The Segrè lab in the Department of Ophthalmology and Ocular Genomic Institute at Massachusetts Eye and Ear Infirmary (MEEI), a teaching hospital of Harvard Medical School, develops and applies new computational and statistical methods that integrate large-scale human genetic studies with functional genomics and other biological data, to identify new causal genes and regulatory mechanisms of common eye diseases, including age-related macular degeneration, glaucoma and diabetic retinopathy.
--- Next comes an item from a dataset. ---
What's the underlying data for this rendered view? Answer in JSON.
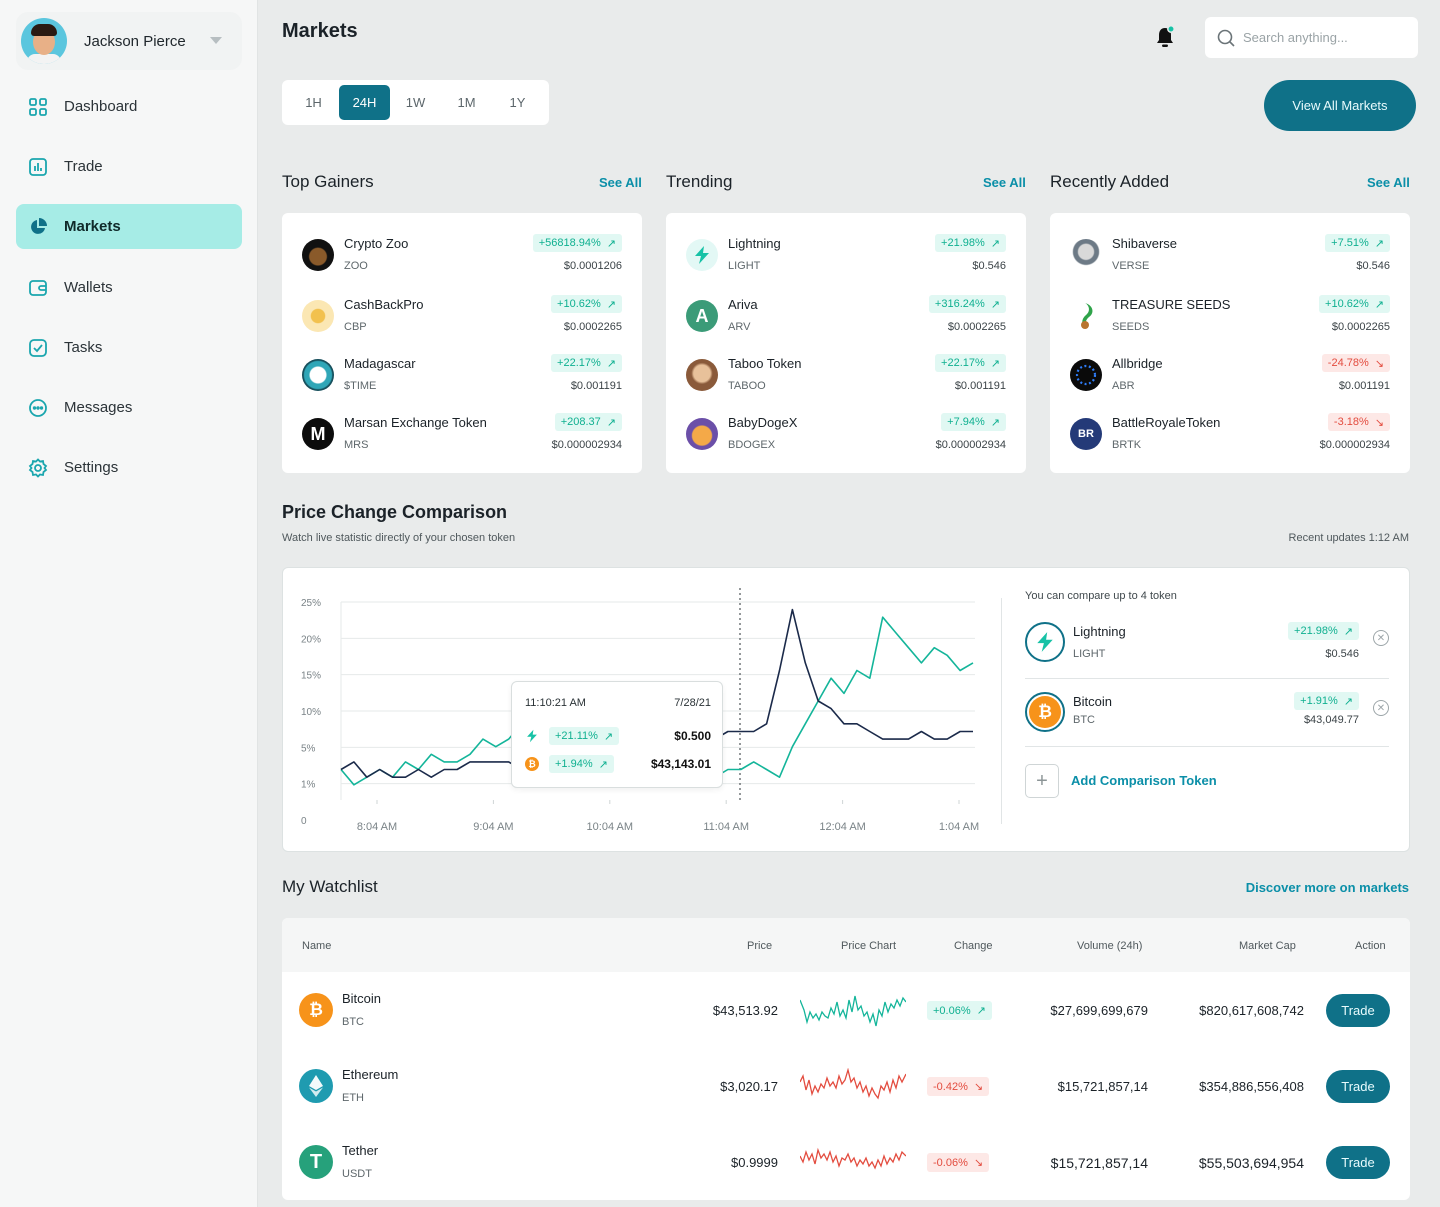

We are seeking a rigorous and highly motivated bioinformatician or computational biologist with a strong background in computer science, statistics, or a related quantitative field, that is interested in developing and applying computational tools and pipelines for analyzing large-scale human genetics and functional genomics data (e.g., whole genome sequencing, epigenetic, and RNA-sequencing data) or other -omics data, with the goal of gaining new biological insights on the causes of complex eye diseases and proposing new prevention and treatment avenues. The ideal candidate should have strong programming skills and experience with large-scale data analysis, such as next-generation sequencing, and be excited to contribute to advancing science and medicine of eye disease.
If interested, please send your CV, a cover letter describing your previous research experience and future research interests, and contact information for 3 references, to Dr. Ayellet Segrè: ayellet_segre [at] meei.harvard.edu
- Develop and run computational pipelines that perform preprocessing and quality control of genomic data (whole genome and exome sequencing, RNA-sequencing), using existing and custom-built tools on a local high-performance computing (HPC) cluster or with cloud computing.
- Develop novel bioinformatics software tools or enhance methods developed in our lab that integrate genome-wide association and sequencing studies with expression quantitative trait loci (eQTLs), epigenetic data and RNA-seq data to identify causal regulatory variants and genes for complex eye diseases.
- Develop and maintain a database of biological pathways or functional modules relevant to eye disease, and further develop pathway-based methods for analyzing genome-wide association studies.
- Contribute statistical and computational analyses to research projects, centered on identifying the genetic and biological causes of eye disease in relevant tissues or cell types.
- Create tools for visualizing and interpreting results.
- Critically review, analyze, and communicate results to our team and collaborators.
- Support ongoing projects, as well as work on independent projects, and contribute to publications.